Move over hygge, the Christmas book is back in vogue

This Christmas bookshops are full of actual Christmas books: Peter Byrne/PA Wire
This Christmas bookshops are full of actual Christmas books: Peter Byrne/PA Wire

Publishing is not an exact science — more like pinning the tail on the donkey, blindfold. At no time is this more evident than at Christmas. By long tradition the Christmas market has been the happy hunting ground of the Quirky Book, emerging out of nowhere to become a surprise bestseller and gift of last resort.

The heyday of this phenomenon was years ago, virtually part of folk memory. Ben Schott’s Original Miscellany of 2002 sold two million copies, Lynne Truss’s Eats, Shoots and Leaves of 2003 two-and-a-half million. These glories were succeeded by such classics as Is It Just Me or is Everything S***?, Crap Towns, Bunny Suicides, Does Anything Eat Wasps? and The Dangerous Book for Boys.

Since nobody in the business ever knew which Quirky Book would turn out to be The One, for years the publishers chucked them into the shops in vast quantities, fingers crossed. There were years when the only practical way of assessing the wannabe QBs piled up in the bookshops seemed to be by the stere, as used for pricing up firewood.

Then fatigue set in and celebrity memoirs took up the Christmas slack: David Beckham’s pioneering triumph being trumped by Sharon Osbourne’s Extreme, before this market too descended into hopeless D-listers and unknowns, best summed up by the words “Kerry Katona”. Pretty much a dead duck now, the sleb-memoir, David Jason not withstanding.

Celebrity cookbooks continue: Jamie Oliver’s umpteenth, 5 Ingredients, may yet prove the bestselling hardback of the year. Quaint Enid Blyton and Ladybird spoofs are still thriving, as are temptingly tiny guides to salvation in the form of Little Books of Hygge, Lykke, Ikigai, Lagom and Silence. We are also, it seems, seduced by sympathetic accounts of caring for livestock — ovines last year; bovines this — with Rosamund Young’s reprint The Secret Life of Cows threatening to outsell Robbie Williams’s big Reveal.

Yet there is one surprising new trend. This Christmas the bookshops are full of actual Christmas books. In a year that has been fallow for bestsellers (even the head of Waterstones has admitted) the season’s most appealing books are properly seasonal, not blatantly silly.

There’s The Mistletoe Murder and Other Stories by the much-missed P D James. There’s A Maigret Christmas, full of poignant evocations of Parisian misery. There’s Wendy Cope’s styptic Christmas Poems. There’s Murder in the Snow: A Cotswold Christmas Mystery by the great Gladys Mitchell. There’s Nancy Mitford’s second novel, Christmas Pudding, nicely repackaged. And many more. Even a scholarly “biography” of Christmas by Judith Flanders. Almost a Christmas miracle, this.

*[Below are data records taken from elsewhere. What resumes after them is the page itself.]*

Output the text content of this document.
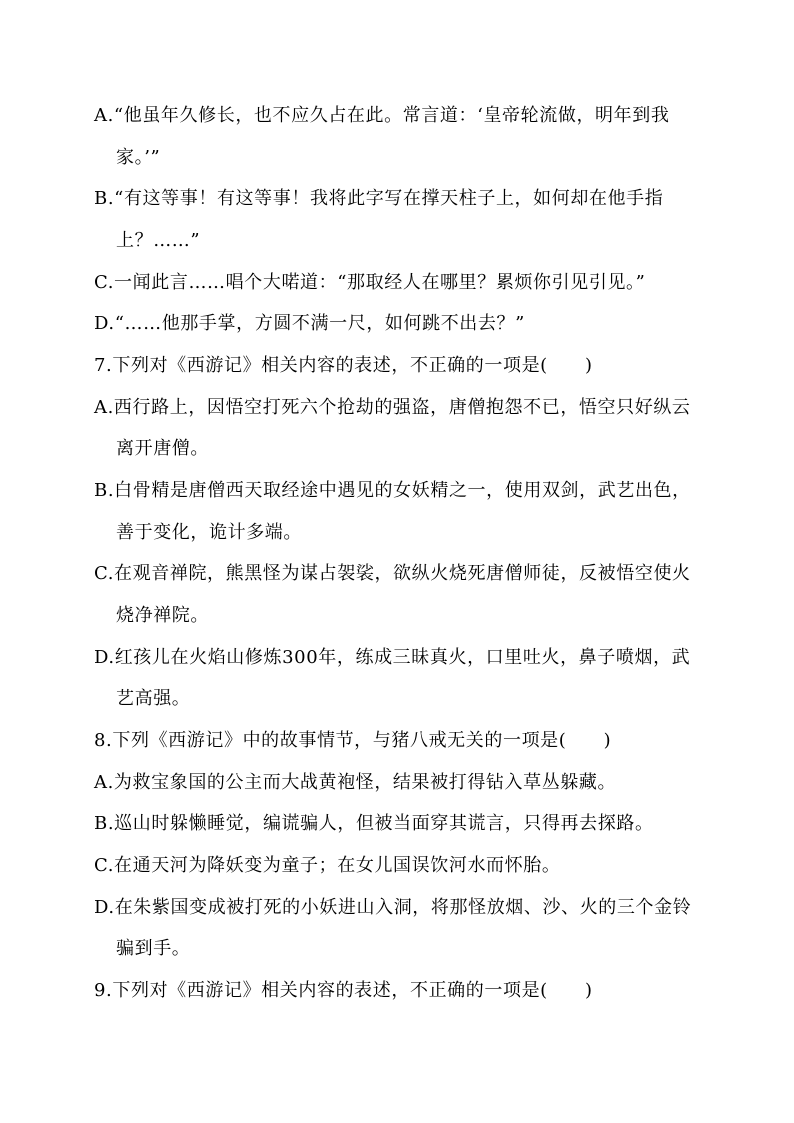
A.“他虽年久修长，也不应久占在此。常言道：‘皇帝轮流做，明年到我
家。’”
B.“有这等事！有这等事！我将此字写在撑天柱子上，如何却在他手指
上？……”
C.一闻此言……唱个大喏道：“那取经人在哪里？累烦你引见引见。”
D.“……他那手掌，方圆不满一尺，如何跳不出去？”
7.下列对《西游记》相关内容的表述，不正确的一项是(　　)
A.西行路上，因悟空打死六个抢劫的强盗，唐僧抱怨不已，悟空只好纵云
离开唐僧。
B.白骨精是唐僧西天取经途中遇见的女妖精之一，使用双剑，武艺出色，
善于变化，诡计多端。
C.在观音禅院，熊黑怪为谋占袈裟，欲纵火烧死唐僧师徒，反被悟空使火
烧净禅院。
D.红孩儿在火焰山修炼300年，练成三昧真火，口里吐火，鼻子喷烟，武
艺高强。
8.下列《西游记》中的故事情节，与猪八戒无关的一项是(　　)
A.为救宝象国的公主而大战黄袍怪，结果被打得钻入草丛躲藏。
B.巡山时躲懒睡觉，编谎骗人，但被当面穿其谎言，只得再去探路。
C.在通天河为降妖变为童子；在女儿国误饮河水而怀胎。
D.在朱紫国变成被打死的小妖进山入洞，将那怪放烟、沙、火的三个金铃
骗到手。
9.下列对《西游记》相关内容的表述，不正确的一项是(　　)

The old, politically incorrect jokes are still the funniest

Promoting her new film Battle of the Sexes, the comedian Sarah Silverman has said there are jokes she made 15 years ago that she would not make today. “I am less ignorant than I was. I know more now than I did. I change with new information.” No self-criticising Maoist could put it better.

But then Matt Lucas too has been saying that these days he could not countenance doing what he and David Walliams once did in Little Britain, mocking anybody and everybody. “I don’t know how you can do it. I also don’t know that I’d necessarily want to do it at this time. What you have to do is live and work in the right time.”

Fair enough, I guess, for the comedians, so hotly pursued on social media if they offend. Where, however, does this leave those of us still regularly regaling ourselves at bath time with the classic recordings of the Little Britain radio shows, we who still mulishly love Marjorie Dawes, Denver Mills, Dafydd Thomas, Emily Howard and the rest of those appalling, brilliant creations? Must we too abandon these unholy pleasures? Or is there a dispensation allowed, so long as we acknowledge it is a relic of the past, an historic curiosity, no longer funny in the least? That might prove hard.

My goldfinch charm offensive

Something’s got to give, I conclude, recoiling from my latest credit card statement. Perhaps all that money I spend on sunflower hearts for the birds at £12.99 a bag?

But they mean the garden is full of goldfinches, these exquisitely colourful birds, so springy in their flight, so liquid and silky in their song, so gregarious and captivating. Often there are half a dozen on the feeder at one time: one of the joys of our Harringay home.

Yet goldfinches used to be rarely seen, living only in open countryside abundant in thistles. Their numbers in London have more than doubled in recent years due largely to increased feeding with nyjer seeds and sunflower hearts. Having started, it would be a crime to stop. Goldfinches in the garden are still cheaper, as well as more charming, than any West End show — that being the collective name: a charm of goldfinches.